O dönem devrimi gerçekleştiren Bolşevikler, çok güçlü bir örgüt de değildir. Ama Bolşevikler o süreçte “iktidar Sovyetlere” sloganı ile hareket ediyor. Lenin böylesi bir kararlılık geliştirmede Bolşevik partisi içerisinde yalnız kalıyor. Hiç kimse devrimin gerçekleşebileceğini ve iktidarın Bolşeviklere geçebileceğini düşünmüyor. Ama Lenin, “bu gün erken, yarın geç olabilir” diyor. Yani devrim anının yaşandığını belirtiyor ve güçlü bir halk hareketi ve ayaklanması ile kısa sürede iktidarı ele geçiriyor. Onun için bu sürece “Dünya’yı sarsan 10 gün” deniliyor. Bunu küçük, ama kararlı bir öncülük ile gerçekleştiriyor.

Türkiye’de devrimci ve demokratik hareketlerin yüz yılı aşkın bir tarihi var. Özellikle 1970’li yıllar devrimci direnişin en çok kabardığı yıllardır. Yine Kürdistan’da güçlü bir gerilla ve halk hareketi var. Bunlar değerlendirilip sürece doğru bir müdahale yapıldığında, Türkiyeli devrimci demokratik güçler tarihi rollerini oynayabilirler.

Yani Türkiye’de de o an gelmiştir, diyorsunuz.

O an geçmiştir bile. Eksik olan devrimci ve demokratik güçlerin kendi aralarında birliği sağlayarak, güçlerini tek bir merkezde yoğunlaştırıp harekete geçirilmesinin sağlanamamasıdır. Yani kendi önlerinde kendilerinin engel teşkil etmesidir. Eğer Türkiye’de güçlü bir kabarış olsa, zaten Kürdistan toplumu tercihini yapmıştır. Tercihini özgürlük ve demokrasiden yana yapmıştır. Kürdistan’da devlet, sadece askeri zor olarak kalmıştır. Toplum öz yönetim direnişleri ile kendi tercihini de ortaya koymuştur. Şimdi gereken bu duruşun Türkiye devrimci ve demokratik güçleri ile birleştirilmesi ve ortak bir mücadelenin geliştirilmesidir. Bu sağlandığı zaman AKP-Erdoğan diktatörlüğü ayakta kalamaz. Değil 12 yıl, 12 gün bile iktidarda kalamazdı.

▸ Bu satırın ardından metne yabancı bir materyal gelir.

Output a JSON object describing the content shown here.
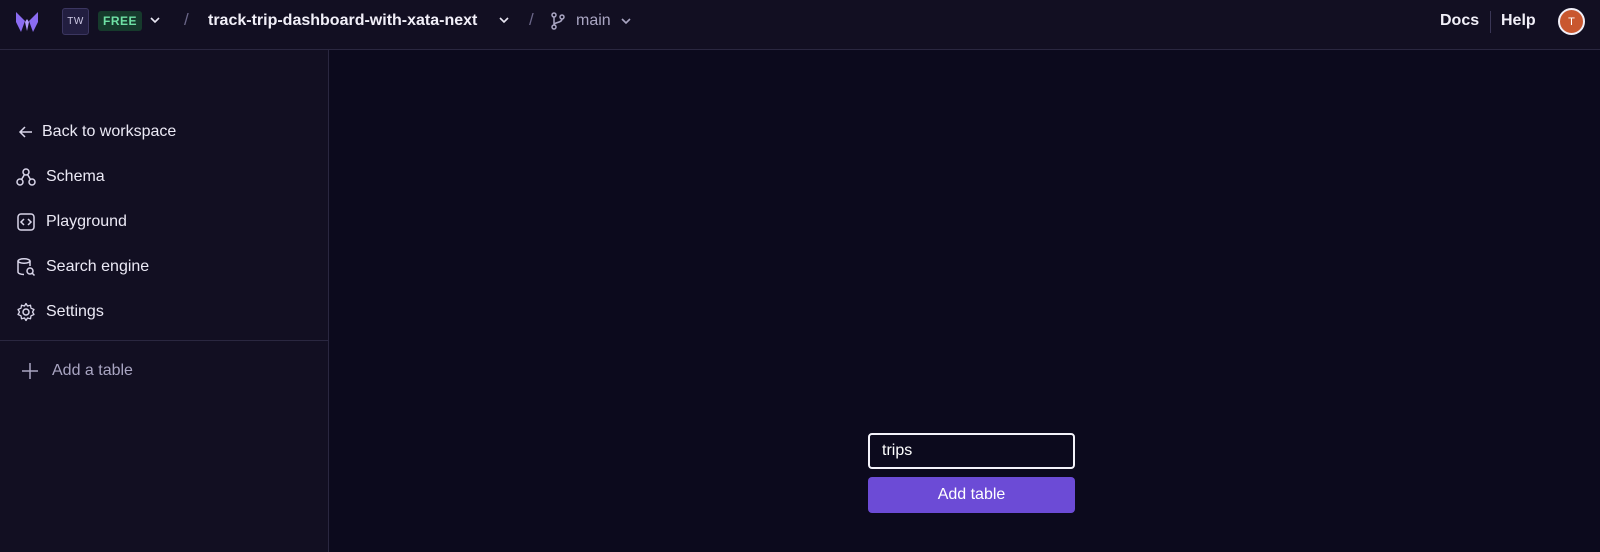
{
  "header": {
    "workspace_initials": "TW",
    "plan": "FREE",
    "separator": "/",
    "database": "track-trip-dashboard-with-xata-next",
    "branch": "main",
    "docs_label": "Docs",
    "help_label": "Help",
    "avatar_initial": "T"
  },
  "sidebar": {
    "back_label": "Back to workspace",
    "items": [
      {
        "label": "Schema",
        "icon": "schema-icon"
      },
      {
        "label": "Playground",
        "icon": "code-icon"
      },
      {
        "label": "Search engine",
        "icon": "database-search-icon"
      },
      {
        "label": "Settings",
        "icon": "gear-icon"
      }
    ],
    "add_table_label": "Add a table"
  },
  "main": {
    "table_name_value": "trips",
    "add_table_button": "Add table"
  },
  "colors": {
    "background": "#0c0a1d",
    "panel": "#120f22",
    "accent": "#6c4bd6",
    "plan_badge_text": "#6fe0a5",
    "avatar": "#c9572f"
  }
}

Bahsi geçen güçler, örgütlülüğümüz zayıf, imkânlarımız azdır diyebilirler. Doğrudur, ama karşımızda çöken ve enkaza dönüşen bir devlet gerçekliği var. Devrimci güçler rolünü oynayamadığı için halen ayakta kalan bir devlet var. Bunun karşısında birliklerini oluşturup, kararlı bir mücadele yürüttüklerinde tarihsel rollerini oynayabilirler. Bunun objektif koşulları mevcuttur, geriye kalan sürece müdahalede bulunacak, var olan koşulları devrime dönüştürebilecek öncünün rolünü oynamasıdır. Tek alternatifimiz, bunun mücadelesi içerisinde olmaktır.